(AN – Chapter thirteen. I should have known this one would be trouble. It's caused me more grief than any of the others put together. The damned chapter has been mercilessly wiped from treacherous discs TWICE, prompting two full re-writes that became more and more mundane and tiresome and downright god-awful every time I hacked away at my keyboard (yes, a wiser person would have made back-up copies, but not me. Oh no. That would have made far too much sense). They say thirteen is unlucky for some, and I seem to have discovered my numerical nemesis. Right, now that's off my chest, genuine thanks to Sammy-Jo and dueljewl for the reviews. To the former, thanks for your polite critique and readers insight. I'm glad you liked the two installments you reviewed, although I'm guessing you'll get some serious writer's cramp if you indulge me for the rest of the chapters ( but don't let that stop you ;) ). And dueljewl, you like the idea of the romance-y thing, eh? I've given it some thought, but the fic. would inevitably end up as either a drippy slush-fest, or some dreadfully nihilistic tale of doom ( I just love unhappy endings, don't you?) Besides, I don't read romance at all, so any attempt at fluff would probably be an uber-disaster. Oh, and regarding the whole symbol thing, it's actually not the dreaded Dragon Fang, but I'm sure (fingers crossed) that everything will become clearer in the upcoming chapters. Right, that's enough yammering from me. Thanks again for reviewing.
**Disclaimer** - These are getting old now...
Chapter Thirteen
The inside of the tent was brighter than Mat expected but still proved welcome respite from the noonday sun. Shafts of light arrowed through the stifling interior, blazing though the small tears in the canvas. Mat rubbed at his nose; that unpleasantly familiar fragrance, so offensively medicinal, clung to the dry air.

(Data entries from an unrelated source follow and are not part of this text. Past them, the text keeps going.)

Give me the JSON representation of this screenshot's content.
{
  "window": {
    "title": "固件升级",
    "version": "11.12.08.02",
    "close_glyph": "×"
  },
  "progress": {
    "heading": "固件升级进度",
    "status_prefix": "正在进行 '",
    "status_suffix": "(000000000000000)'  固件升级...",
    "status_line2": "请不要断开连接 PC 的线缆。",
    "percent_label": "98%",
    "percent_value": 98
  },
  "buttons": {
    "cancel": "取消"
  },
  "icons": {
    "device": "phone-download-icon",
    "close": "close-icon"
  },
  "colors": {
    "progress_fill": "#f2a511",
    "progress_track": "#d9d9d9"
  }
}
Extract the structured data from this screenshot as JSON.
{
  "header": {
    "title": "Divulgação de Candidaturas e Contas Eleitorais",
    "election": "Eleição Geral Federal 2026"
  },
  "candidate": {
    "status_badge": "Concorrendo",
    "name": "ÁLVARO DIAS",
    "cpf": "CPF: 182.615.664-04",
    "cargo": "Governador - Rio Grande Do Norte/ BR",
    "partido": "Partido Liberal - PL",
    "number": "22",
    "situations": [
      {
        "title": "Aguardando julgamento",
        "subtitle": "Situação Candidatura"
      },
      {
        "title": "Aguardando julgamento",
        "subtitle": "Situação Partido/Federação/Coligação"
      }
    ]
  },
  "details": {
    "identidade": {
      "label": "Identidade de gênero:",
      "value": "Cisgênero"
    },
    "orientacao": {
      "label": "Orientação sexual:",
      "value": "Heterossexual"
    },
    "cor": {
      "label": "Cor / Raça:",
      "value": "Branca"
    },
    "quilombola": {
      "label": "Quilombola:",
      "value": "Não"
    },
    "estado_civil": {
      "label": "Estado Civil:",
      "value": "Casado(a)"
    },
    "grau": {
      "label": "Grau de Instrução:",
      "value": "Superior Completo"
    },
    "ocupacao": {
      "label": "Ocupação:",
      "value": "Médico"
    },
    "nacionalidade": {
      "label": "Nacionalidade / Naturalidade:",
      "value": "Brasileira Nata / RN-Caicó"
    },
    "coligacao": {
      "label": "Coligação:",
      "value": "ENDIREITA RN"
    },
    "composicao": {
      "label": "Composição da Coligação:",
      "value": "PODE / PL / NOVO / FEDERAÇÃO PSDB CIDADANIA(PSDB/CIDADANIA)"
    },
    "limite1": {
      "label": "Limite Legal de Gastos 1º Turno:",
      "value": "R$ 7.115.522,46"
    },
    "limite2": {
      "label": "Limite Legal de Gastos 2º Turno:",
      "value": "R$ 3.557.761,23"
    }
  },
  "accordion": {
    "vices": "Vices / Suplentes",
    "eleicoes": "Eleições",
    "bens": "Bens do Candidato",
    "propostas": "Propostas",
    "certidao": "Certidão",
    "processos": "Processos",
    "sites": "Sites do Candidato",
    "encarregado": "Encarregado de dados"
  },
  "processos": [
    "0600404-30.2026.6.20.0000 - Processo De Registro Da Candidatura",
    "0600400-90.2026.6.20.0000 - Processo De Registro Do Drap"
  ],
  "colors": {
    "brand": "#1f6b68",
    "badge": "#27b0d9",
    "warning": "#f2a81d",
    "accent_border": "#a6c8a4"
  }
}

'It seems we have happened upon your least favourite tent.' The girls words were soft and hesitant, the first he had heard her utter since the the incident.
'That blasted green stuff.' He rubbed at his nose more vigorously. 'Hangs around like a bad smell, eh?'
Mai made a noncommittal sound as she lowered herself onto a pallet. She sat there for a moment, eyes fixed upon her unshod feet. 'Thank you.'
'For what?'
Her smile was little more than a taut twist of her lips. 'For saving me.'
'Oh, that.' What else would she be thanking you for? 'Think nothing of it.'
Mai offered no further comment, although her face softened with what was presumably relief.
He sat on the makeshift bed closest to her. 'How are you feeling?'
Those large blue eyes met his. 'I've been worse. I think. It seems to fade more quickly now.'
Mat had barely opened his mouth to ask exactly what was fading more quickly when the girl hurried on. 'This seems to be in danger of becoming a regular occurrence. I mean, these sudden meetings about my behaviour.'
'I could get someone else instead if you like?' He smiled at her sudden flush of alarm. 'I'm just teasing you, Mai.'
'It's just that I don't want everyone here knowing about me. It's bad enough having one person think you're crazy.'
'I don't think that.'
Mai's expression was openly disbelieving.
'Oh, you have your moments,' he went on. 'But crazy? Not quite.'
They lapsed into silence and, to his alarm, Mat realised that he could not think of a thing to say. Apparently, neither could the girl. By the way Mai was shifting on her pallet he guessed that she was feeling the discomfort of the silence also. The whole situation was horribly unfamiliar. What under the Light was he supposed to do? Bombard her with questions or wait until she decided to grace him with an explanation? Mai was nibbling upon a damp tail of hair, eyes resolutely downcast. There was only one thing for it; he would have to ask her something. The silence was stifling. He drilled a quiet tattoo on the dry ground with his boot-heel as he willed a suitable question into his mind.
So, Mai, when did you first discover you could scream like that?
That wouldn't sound right. Best not to be too light-hearted.
It's very hot today, wouldn't you say? Uncommonly hot, even.
What good would that be? It had been too bloody hot for the past week or so, and that would hardly help steer the conversation in the right direction.
Perhaps he needed to ask her something less specific. He was about to enquire whether she cared for dancing – which would be a perfectly acceptable question under the circumstances - all women liked dancing, didn't they? – when Per, hands clutched around a small bowl, made a hesitant entrance. Mat could have hugged him.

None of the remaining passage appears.